Reinvigorating Hazelwood Green
Redeveloping Mill 19 and the entire Hazelwood Green site was possible thanks to both grants and creative use of the investment tax credit. Both RK Mellon and Scalo Solar invested in the project and formed a public-private partnership that resulted in the Mill array and additional carports and canopies. Without that collaboration, Mill 19’s solar output wouldn’t be at this scale.
However, the entire solar project wouldn’t have been possible without one person: Michael Carnahan.
“Mike was the engine behind this project in terms of figuring it all out in terms of design logistics. This unfortunately proved to be Mike’s swan song, but Mike was absolutely critical to this project and I doubt that anyone else in the City of Pittsburgh could have executed this project besides Mike,” Scalo said.
Carnahan was general manager at Scalo Solar and had been with the company since 2011. He died in January, several months after Mill 19 was completed.
“This was an iconic project. It’s our flagship and it’s Mike’s iconic project and Mike’s flagship,” Scalo said. “He really believed in renewables and in solar. He was passionate about what he did and again firmly believed in it as a way of life.”
While parts of Mill 19 and Hazelwood Green are still under development, the site is already looking renewed.
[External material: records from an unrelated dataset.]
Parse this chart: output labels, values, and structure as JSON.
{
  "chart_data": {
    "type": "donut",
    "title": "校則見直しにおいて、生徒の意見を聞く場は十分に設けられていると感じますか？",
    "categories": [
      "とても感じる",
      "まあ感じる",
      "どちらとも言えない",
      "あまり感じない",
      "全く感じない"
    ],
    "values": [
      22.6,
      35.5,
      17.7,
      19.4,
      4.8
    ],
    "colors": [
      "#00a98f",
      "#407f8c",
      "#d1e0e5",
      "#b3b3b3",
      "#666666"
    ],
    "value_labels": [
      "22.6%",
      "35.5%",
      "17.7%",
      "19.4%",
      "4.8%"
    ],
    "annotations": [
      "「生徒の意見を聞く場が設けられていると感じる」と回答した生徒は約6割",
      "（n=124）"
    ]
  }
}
Two modern office buildings are completed and housed in the frame of Mill 19, with the third under construction. Current tenants include Carnegie Mellon University’s Advanced Robotics Manufacturing Institute and Manufacturing Futures Initiative. And above it all rests 2 MW of bifacial solar modules.
“Ultimately, the promise of solar is future jobs. It’s industry. It’s taking that legacy of coal and mill and turning it into solar now,” said Leo Kowalski, consulting program director with the Pennsylvania Solar Center. “There’s sales jobs, there’s technical work, there’s high-level engineering, there’s business management. There’s a ton of opportunity that solar creates and this is such a visual example of that. It’s housing all this new industry and solar is tied to all of it.”
Daniel Courselle says
Great use for old structures. A new system coming on the market does employ a bifacial panel and a monofacial in a package with galv. steel. This offers a very long lasting solar and weatherproof covering for any structure needing a permanent roof. Can also be installed with bearings at 24″ O.C. by roofers.
“The project uses LG 390-W bifacial modules, not for the additional backside generation — Whitaker said there’s close to none anyway — but for their aesthetics. Having no backsheets means more light passes through a module, casting more natural light onto the buildings housed inside the mill.”
I would submit the bifacial modules would be a good addition of something like this “framework” if you wanted to repurpose the (entire space) into a very large vertical hydroponics facility. Re-dress a dinosaur and use if for another purpose, now what could we do with the several large cooling tubes for nuclear plants that didn’t get finished? Monoliths waiting for another purpose, multi level living, apartments, multi level businesses a waste water treatment plant on the top floor and clean potable water at the bottom floor. Actual living quarters, businesses somewhere between the bottom floor and middle floors.